The consummate quitter
Chapter 178
"How am I to know what I can achieve if I quit?" ~ Jason Bishop
In my youth, I was the consummate quitter. At the first sign of difficulty, I was done. I quit the model car I was building, I quit piano lessons, I quit football, I quit homework, I quit collecting stamps, I quit work, I quit band, I quit any and everything that took any effort whatsoever. I was so lazy. I achieved little to nothing.
I was in my last half of my senior year in high school before I ever recall applying myself to something full on. “Full on” being relative to my past, because I am pretty sure I took short cuts even during my senior year. I know I took short cuts for decades after high school at every point I could. After so many years of practicing short cuts, I would argue that they too are a form of quitting - in the sense that I did not do all the heavy mental lifting myself.
Thankfully tenacity and persistence eventually took over my life, or I would likely still be quitting everything.
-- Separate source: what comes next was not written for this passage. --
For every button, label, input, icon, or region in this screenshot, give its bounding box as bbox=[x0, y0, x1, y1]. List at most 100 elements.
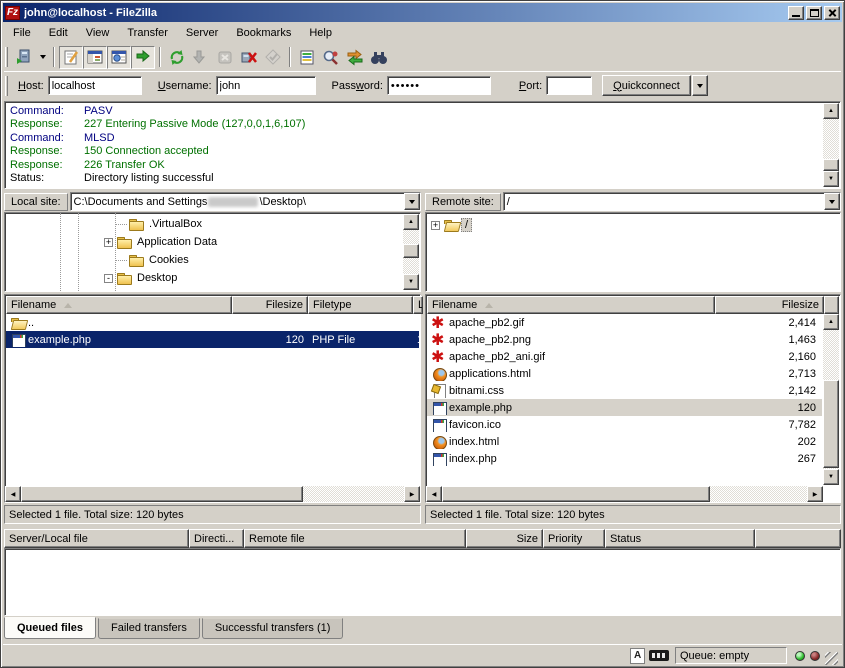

As I sit here thinking about these 58 years of my life, it is difficult to see precisely when why and how tenacity and persistence came to be the cornerstone of my life, work and processes.
Brenda thinks is was just motivation to prove everyone wrong in their assumptions about me (but they HAD been watching me quit for 20 years), and she may be right. I think it likely has more to do with results. When I could no longer depend on anyone but me for the results in life and work, then the change began. And having a job that was before the public (for their daily judgement) added gas to that fire.
I have always greatly admired craftsmanship and excellence in workmanship. At some point it became clear that if I was ever going to produce something important, significant or of excellence, I was going to have to dig in deep. Somewhere along the line it became a habit. Now it is my daily work life.